In 2007 Professor Terence Tao was one of those shortlisted for the most recent Australian of the Year award. I think he would also a strong contender for a title as cleverest living Australian. Recently at the age of 31, with more than 80 published papers,he was awarded the Fields Medal considered the mathematics equivalent of a Nobel Prize.
Tao was in 1975 in Adelaide, South Australia. He attended university at the age of nine and was three times the youngest participant to date in the International Mathematical Olympiads. He received his bachelor’s and master’s degrees (at the age of 17) from Flinders University and a doctorate from Princeton at 20. He joined the UCLA faculty that year and was a full professor of mathematics at 24.
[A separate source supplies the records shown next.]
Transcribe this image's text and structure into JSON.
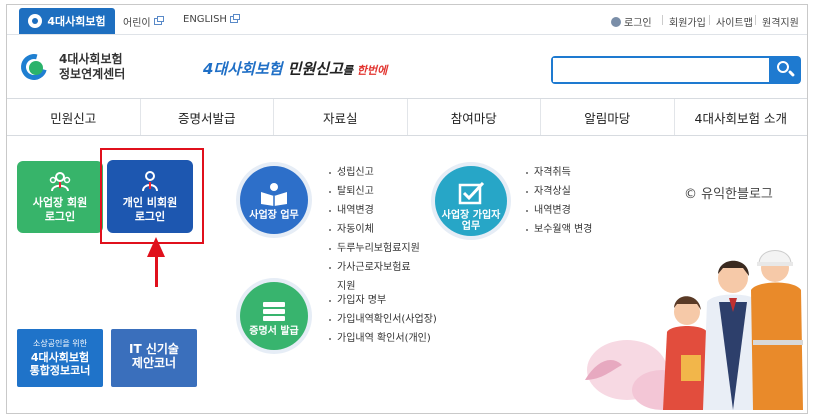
{
  "topbar": {
    "logo_tab": "4대사회보험",
    "links": [
      "어린이",
      "ENGLISH"
    ],
    "utils": [
      "로그인",
      "회원가입",
      "사이트맵",
      "원격지원"
    ]
  },
  "header": {
    "brand_line1": "4대사회보험",
    "brand_line2": "정보연계센터",
    "slogan_blue": "4대사회보험",
    "slogan_black": " 민원신고",
    "slogan_small": "를 ",
    "slogan_red": "한번에",
    "search_placeholder": ""
  },
  "gnb": [
    "민원신고",
    "증명서발급",
    "자료실",
    "참여마당",
    "알림마당",
    "4대사회보험 소개"
  ],
  "quick": {
    "biz_login": [
      "사업장 회원",
      "로그인"
    ],
    "person_login": [
      "개인 비회원",
      "로그인"
    ]
  },
  "banners": {
    "a_small": "소상공인을 위한",
    "a_big": [
      "4대사회보험",
      "통합정보코너"
    ],
    "b_big": [
      "IT 신기술",
      "제안코너"
    ]
  },
  "circles": {
    "biz": "사업장 업무",
    "join": [
      "사업장 가입자",
      "업무"
    ],
    "cert": "증명서 발급"
  },
  "lists": {
    "biz": [
      "성립신고",
      "탈퇴신고",
      "내역변경",
      "자동이체",
      "두루누리보험료지원",
      "가사근로자보험료"
    ],
    "biz_wrap": "지원",
    "join": [
      "자격취득",
      "자격상실",
      "내역변경",
      "보수월액 변경"
    ],
    "cert": [
      "가입자 명부",
      "가입내역확인서(사업장)",
      "가입내역 확인서(개인)"
    ]
  },
  "watermark": "© 유익한블로그",
  "colors": {
    "primary": "#1e7ad0",
    "green": "#37b46a",
    "navy": "#1d57b0",
    "highlight_red": "#e0101c"
  }
}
Tao works in the field of harmonic analysis, which is related to many recent technological advances. “Car radios,” he says by way of example, “are much clearer now and have less interference as a result of advances in harmonic analysis. It’s also why cell phones continue to get smaller and better.”
New Scientist syas that Tao is known as one of the most powerful mathematical minds on the planet with major proofs in areas as diverse as number theory and the mathematics behind relativity and quantum mechanics. It quotes Charles Fefferman, a mathematician at Princeton University and a Fields Medallist himself, who says that Tao often works by assembling world class teams to work on problems and manages to bring the best out of each collaborator. “That’s a rare ability,” he notes. Such is Tao’s reputation that mathematicians now compete to interest him in their problems, and he is becoming a kind of Mr Fix-it for frustrated researchers. “If you’re stuck on a problem, then one way out is to interest Terence Tao,” says Fefferman.
I’m well into the Mensa category, but if ever I find myself having too high an opinion of my own intelligence, I need only to think of Terence Tao.